Which, you know, that's pretty traumatic, really: they're both orphaned by the time they're 19 or 20? Jeez. And Sirius has run away from his family, and so forth.
Which does make me wonder: doesn't it cost money to go to Hogwarts? If Sirius is cut off from the Blacks, who's paying his school fees? I assume there must be some, because it's clear that one of the reasons the Weasleys are so stretched is the cost of sending every single kid to school.
Which does make me wonder: doesn't it cost money to go to Hogwarts? If Sirius is cut off from the Blacks, who's paying his school fees? I assume there must be some, because it's clear that one of the reasons the Weasleys are so stretched is the cost of sending every single kid to school.
I don't think there's tuition, but there are uniforms and books and various other things. When Hagrid takes Harry to Gringott's the first time, they take out money to buy his supplies, but nobody mentions then or in the acceptance letter that there are any school fees.
What Hil said about tuition. That's the impression I always got.
I don't think there's tuition, but there are uniforms and books and various other things.
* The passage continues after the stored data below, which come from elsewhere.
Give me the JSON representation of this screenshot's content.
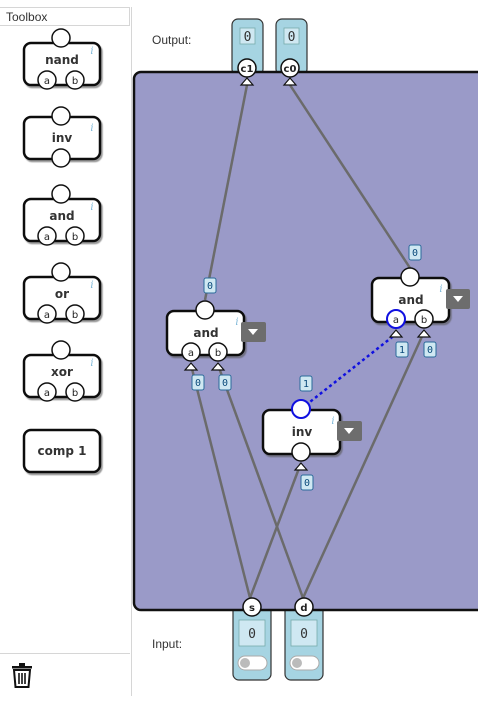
{
  "toolbox": {
    "title": "Toolbox",
    "items": [
      {
        "label": "nand",
        "inputs": [
          "a",
          "b"
        ]
      },
      {
        "label": "inv",
        "inputs": []
      },
      {
        "label": "and",
        "inputs": [
          "a",
          "b"
        ]
      },
      {
        "label": "or",
        "inputs": [
          "a",
          "b"
        ]
      },
      {
        "label": "xor",
        "inputs": [
          "a",
          "b"
        ]
      },
      {
        "label": "comp 1",
        "inputs": []
      }
    ],
    "info_glyph": "i",
    "trash_icon": "trash-icon"
  },
  "board": {
    "output_label": "Output:",
    "input_label": "Input:",
    "outputs": [
      {
        "name": "c1",
        "value": "0"
      },
      {
        "name": "c0",
        "value": "0"
      }
    ],
    "inputs": [
      {
        "name": "s",
        "value": "0",
        "toggle_on": false
      },
      {
        "name": "d",
        "value": "0",
        "toggle_on": false
      }
    ],
    "gates": [
      {
        "id": "and-left",
        "label": "and",
        "pins": [
          "a",
          "b"
        ],
        "out_value": "0",
        "in_values": [
          "0",
          "0"
        ]
      },
      {
        "id": "and-right",
        "label": "and",
        "pins": [
          "a",
          "b"
        ],
        "out_value": "0",
        "in_values": [
          "1",
          "0"
        ]
      },
      {
        "id": "inv-center",
        "label": "inv",
        "pins": [],
        "out_value": "1",
        "in_values": [
          "0"
        ]
      }
    ],
    "colors": {
      "board_fill": "#9a9ac8",
      "wire": "#6b6b6b",
      "active_wire": "#1010e0",
      "io_fill": "#a6d4e2",
      "value_fill": "#cfe8f2"
    }
  }
}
Right, okay. In which case, where's the money to run the school coming from? Do we assume that the Four Founders established a foundation? Actually, that might work, and would also work to explain why there is still a Slytherin House: the trust requires it, and if they tried to break the trust, they'd lose funding for the whole place.
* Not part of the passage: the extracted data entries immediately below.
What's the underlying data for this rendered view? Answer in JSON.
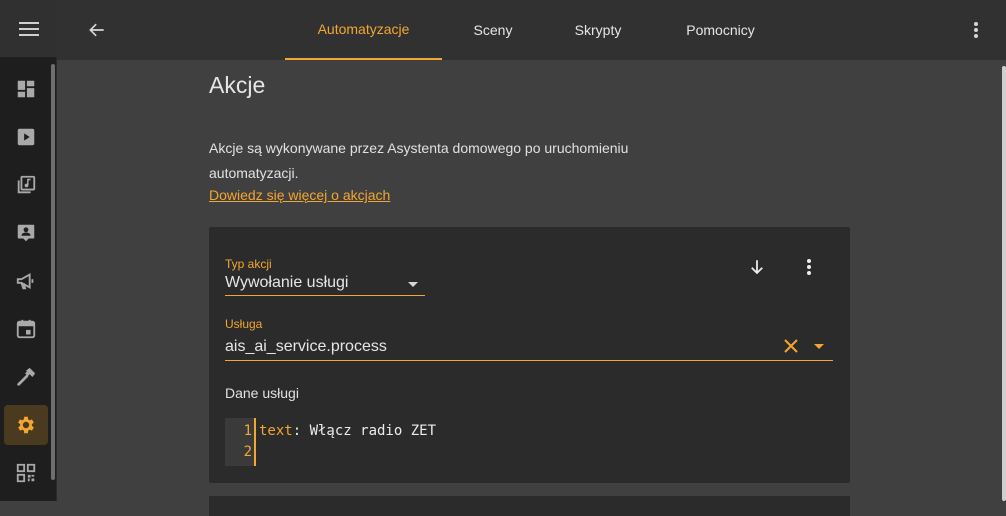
{
  "nav": {
    "tabs": [
      {
        "label": "Automatyzacje",
        "active": true
      },
      {
        "label": "Sceny",
        "active": false
      },
      {
        "label": "Skrypty",
        "active": false
      },
      {
        "label": "Pomocnicy",
        "active": false
      }
    ]
  },
  "sidebar": {
    "items": [
      {
        "icon": "dashboard-icon"
      },
      {
        "icon": "media-player-icon"
      },
      {
        "icon": "music-library-icon"
      },
      {
        "icon": "account-box-icon"
      },
      {
        "icon": "megaphone-icon"
      },
      {
        "icon": "calendar-icon"
      },
      {
        "icon": "hammer-icon"
      },
      {
        "icon": "gear-icon",
        "active": true
      },
      {
        "icon": "qr-code-icon"
      }
    ]
  },
  "section": {
    "title": "Akcje",
    "description": "Akcje są wykonywane przez Asystenta domowego po uruchomieniu automatyzacji.",
    "learn_more": "Dowiedz się więcej o akcjach"
  },
  "action": {
    "type_label": "Typ akcji",
    "type_value": "Wywołanie usługi",
    "service_label": "Usługa",
    "service_value": "ais_ai_service.process",
    "data_label": "Dane usługi",
    "code_lines": [
      {
        "num": "1",
        "key": "text",
        "value": ": Włącz radio ZET"
      },
      {
        "num": "2",
        "key": "",
        "value": ""
      }
    ]
  },
  "colors": {
    "accent": "#f3a632",
    "background": "#404040",
    "card": "#2b2b2b",
    "topbar": "#313131"
  }
}
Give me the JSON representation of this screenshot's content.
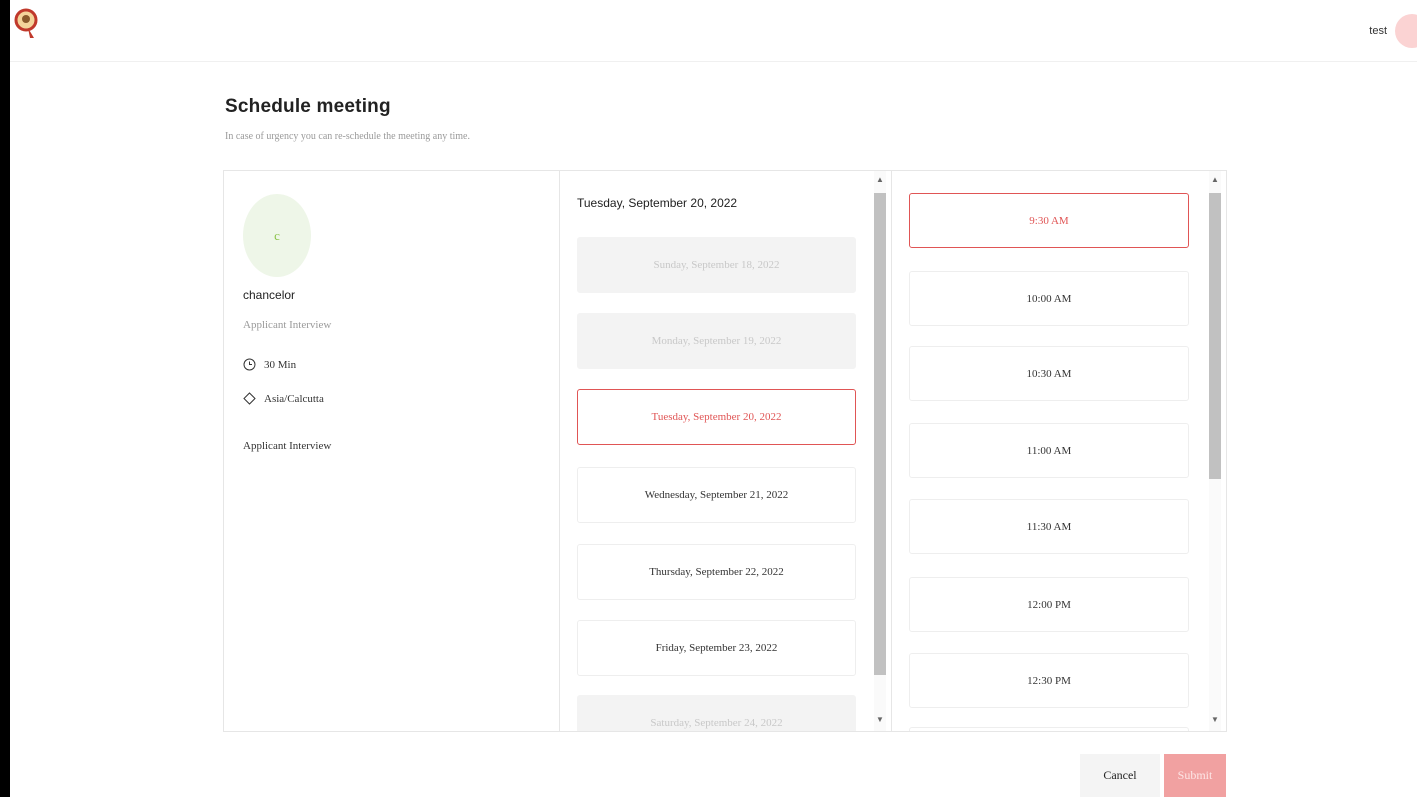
{
  "header": {
    "user_name": "test"
  },
  "page": {
    "title": "Schedule meeting",
    "subtitle": "In case of urgency you can re-schedule the meeting any time."
  },
  "host": {
    "initial": "c",
    "name": "chancelor",
    "event_type": "Applicant Interview",
    "duration": "30 Min",
    "timezone": "Asia/Calcutta",
    "description": "Applicant Interview"
  },
  "dates": {
    "selected_header": "Tuesday, September 20, 2022",
    "items": [
      {
        "label": "Sunday, September 18, 2022",
        "state": "disabled"
      },
      {
        "label": "Monday, September 19, 2022",
        "state": "disabled"
      },
      {
        "label": "Tuesday, September 20, 2022",
        "state": "selected"
      },
      {
        "label": "Wednesday, September 21, 2022",
        "state": "available"
      },
      {
        "label": "Thursday, September 22, 2022",
        "state": "available"
      },
      {
        "label": "Friday, September 23, 2022",
        "state": "available"
      },
      {
        "label": "Saturday, September 24, 2022",
        "state": "disabled"
      }
    ]
  },
  "times": {
    "items": [
      {
        "label": "9:30 AM",
        "state": "selected"
      },
      {
        "label": "10:00 AM",
        "state": "available"
      },
      {
        "label": "10:30 AM",
        "state": "available"
      },
      {
        "label": "11:00 AM",
        "state": "available"
      },
      {
        "label": "11:30 AM",
        "state": "available"
      },
      {
        "label": "12:00 PM",
        "state": "available"
      },
      {
        "label": "12:30 PM",
        "state": "available"
      }
    ]
  },
  "actions": {
    "cancel_label": "Cancel",
    "submit_label": "Submit"
  },
  "colors": {
    "accent": "#e05555",
    "submit_bg": "#f1a1a1",
    "avatar_bg": "#eef6e8"
  },
  "icons": {
    "duration": "clock-icon",
    "timezone": "globe-icon"
  }
}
I have a feeling you've already put more thought into this than JKR has.
But isn't a lot of it taken care of magically? Those big feasts, for instance. That's wandwork, not actual cooking.
I could see a trust to take care of the teachers, though, who presumably need some money aside from their room and board.
I have a feeling you've already put more thought into this than JKR has.
I should hope not! I do have the sense that she has gobs and gobs of material she's written down to backstop the universe, even if she hasn't published it. So she probably knows how Hogwarts is funded, she just doesn't seem to have ever said it.
Compare Rowling with Lewis, who apparently invested no thought at all in his world-building, and as a result, it's a right mess. Which may not bother many people, to be fair.
More thought than goes into most stories of the genre, that's for sure. JKR was undoubtedly lucky to get picked up by such a broad demographic of readers, but as far as I can tell her worldbuilding is pretty good, and in line with the other good works of a similar genre.
Yeah, worldbuilding fails under close inspection, but that's not new to YA, or to sci fi and fantasy in general. I think she's doing pretty well with what she's put forward to convey emotion and adventure and excitement and horror, since I'm sure that was her major goal, not putting all the building blocks of a functional society in place.